"""Single-call executor: the inner LLM-call path without tool-loop orchestration.

`honcho_llm_call_inner` handles one backend call (complete or stream), building
the effective ModelConfig and delegating to request_builder. Result / stream
chunk types are bridged to the public Honcho* shapes here.

Used by:
- src/llm/api.py (the public entrypoint, for both tool-less and tool-enabled paths)
- src/llm/tool_loop.py (each iteration of the tool loop calls this)
"""

from __future__ import annotations

import asyncio
import logging
import time
from collections.abc import AsyncIterator
from typing import Any, Literal, TypeVar, overload

from pydantic import BaseModel

from src.config import ModelConfig, ModelTransport

from .backend import CompletionResult as BackendCompletionResult
from .backend import StreamChunk as BackendStreamChunk
from .backend import ToolCallResult
from .registry import CLIENTS, backend_for_provider
from .request_builder import execute_completion, execute_stream
from .runtime import AttemptPlan, effective_config_for_call
from .types import (
    HonchoLLMCallResponse,
    HonchoLLMCallStreamChunk,
    LLMTelemetryContext,
    ProviderClient,
    ReasoningEffortType,
)

logger = logging.getLogger(__name__)

M = TypeVar("M", bound=BaseModel)


def _outcome_from_error(
    err: BaseException | None,
) -> Literal["success", "error", "cancelled"]:
    """Map a finally-block error into the telemetry outcome literal.
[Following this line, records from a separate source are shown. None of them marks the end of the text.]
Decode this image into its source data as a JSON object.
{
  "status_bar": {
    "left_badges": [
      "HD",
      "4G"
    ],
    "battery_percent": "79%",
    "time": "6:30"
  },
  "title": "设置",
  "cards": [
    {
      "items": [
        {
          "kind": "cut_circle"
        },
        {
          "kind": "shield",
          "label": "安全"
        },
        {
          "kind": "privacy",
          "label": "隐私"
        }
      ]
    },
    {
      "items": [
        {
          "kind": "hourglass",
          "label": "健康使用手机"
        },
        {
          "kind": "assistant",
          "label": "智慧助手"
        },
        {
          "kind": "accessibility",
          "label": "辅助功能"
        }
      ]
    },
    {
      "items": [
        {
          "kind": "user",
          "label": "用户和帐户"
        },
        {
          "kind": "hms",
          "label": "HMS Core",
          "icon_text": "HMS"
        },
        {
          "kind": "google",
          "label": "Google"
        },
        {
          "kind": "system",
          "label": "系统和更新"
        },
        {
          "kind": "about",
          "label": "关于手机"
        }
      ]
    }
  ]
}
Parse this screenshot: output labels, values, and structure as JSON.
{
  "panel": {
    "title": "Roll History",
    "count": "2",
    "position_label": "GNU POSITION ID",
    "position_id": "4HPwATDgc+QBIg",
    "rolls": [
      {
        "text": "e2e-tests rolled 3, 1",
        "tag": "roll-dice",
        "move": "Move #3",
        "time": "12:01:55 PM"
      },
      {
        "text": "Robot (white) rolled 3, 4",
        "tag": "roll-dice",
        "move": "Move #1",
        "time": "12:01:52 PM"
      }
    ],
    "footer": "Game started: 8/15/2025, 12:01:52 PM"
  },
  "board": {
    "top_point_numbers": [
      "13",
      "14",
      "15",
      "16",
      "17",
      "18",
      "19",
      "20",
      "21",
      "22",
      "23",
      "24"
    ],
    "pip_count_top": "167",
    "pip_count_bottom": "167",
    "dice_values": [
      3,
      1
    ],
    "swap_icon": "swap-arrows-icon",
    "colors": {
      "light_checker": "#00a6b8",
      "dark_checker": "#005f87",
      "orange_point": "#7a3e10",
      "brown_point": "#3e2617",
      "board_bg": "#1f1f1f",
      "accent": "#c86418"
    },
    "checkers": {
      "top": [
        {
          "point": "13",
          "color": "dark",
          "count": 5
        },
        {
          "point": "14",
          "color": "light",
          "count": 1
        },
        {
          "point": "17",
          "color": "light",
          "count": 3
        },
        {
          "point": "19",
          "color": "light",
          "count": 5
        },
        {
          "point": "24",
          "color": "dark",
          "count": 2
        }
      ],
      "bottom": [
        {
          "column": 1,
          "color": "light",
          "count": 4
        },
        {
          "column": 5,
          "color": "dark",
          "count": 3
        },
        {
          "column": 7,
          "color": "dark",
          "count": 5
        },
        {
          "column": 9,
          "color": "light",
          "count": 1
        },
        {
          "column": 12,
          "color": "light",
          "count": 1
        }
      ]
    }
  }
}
    CancelledError is a normal control-flow event (client disconnect, server
    shutdown) — surface it distinctly so it doesn't pollute error-rate alerts.
    """
    if err is None:
        return "success"
    if isinstance(err, asyncio.CancelledError):
        return "cancelled"
    return "error"


def _tool_call_result_to_dict(tool_call: ToolCallResult) -> dict[str, Any]:
    result = {
        "id": tool_call.id,
        "name": tool_call.name,
        "input": tool_call.input,
    }
    if tool_call.thought_signature is not None:
        result["thought_signature"] = tool_call.thought_signature
    return result


def _emit_llm_call_completed(
    *,
    plan: AttemptPlan | None,
    telemetry: LLMTelemetryContext | None,
    provider: ModelTransport,
    model: str,
    max_tokens: int,
    duration_ms: float,
    has_tools: bool,
    was_stream: bool,
    outcome: Literal["success", "error", "cancelled"],
    result: BackendCompletionResult | None,
    error: BaseException | None,
) -> None:
    """Build and emit an LLMCallCompletedEvent. Best-effort; swallows errors so
    telemetry failures never bleed into the LLM call path."""
    try:
        from src.telemetry.events import CallPurpose, LLMCallCompletedEvent, emit

        # call_purpose is a string slug on LLMTelemetryContext; validate against
        # the enum here (silent drop on unknown values keeps telemetry resilient).
        call_purpose: CallPurpose | None = None
        if telemetry is not None and telemetry.call_purpose:
            try:
                call_purpose = CallPurpose(telemetry.call_purpose)
            except ValueError:
                logger.debug(
                    "Unknown LLMTelemetryContext.call_purpose=%r; emitting without",
                    telemetry.call_purpose,
                )

        attempt = plan.attempt if plan is not None else 1
        retry_attempts = plan.retry_attempts if plan is not None else 1
        was_fallback = plan.is_fallback if plan is not None else False

        emit(
            LLMCallCompletedEvent(
                workspace_name=(telemetry.workspace_name if telemetry else None),
                call_purpose=call_purpose,
                parent_category=(telemetry.parent_category if telemetry else None),
                transport=provider,
                provider_label=_infer_provider_label(provider, model, plan),
                model=model,
                effective_max_output_tokens=max_tokens,
                provider_input_tokens=(result.input_tokens if result else 0),
                provider_output_tokens=(result.output_tokens if result else 0),
                cache_read_tokens=(result.cache_read_input_tokens if result else 0),
                cache_creation_tokens=(
                    result.cache_creation_input_tokens if result else 0
                ),
                finish_reason=(result.finish_reason if result else None),
                outcome=outcome,
                is_final_attempt=(attempt >= retry_attempts),
                error_class=(type(error).__name__ if error else None),
                attempt=attempt,
                retry_attempts=retry_attempts,
                was_fallback=was_fallback,
                duration_ms=duration_ms,
                has_tools=has_tools,
                tool_call_count=(len(result.tool_calls) if result else 0),
                was_stream=was_stream,
                run_id=(telemetry.run_id if telemetry else None),
                iteration=(telemetry.iteration if telemetry else None),
            )
        )
    except Exception:  # pragma: no cover - telemetry must not raise
        logger.debug("Failed to emit LLMCallCompletedEvent", exc_info=True)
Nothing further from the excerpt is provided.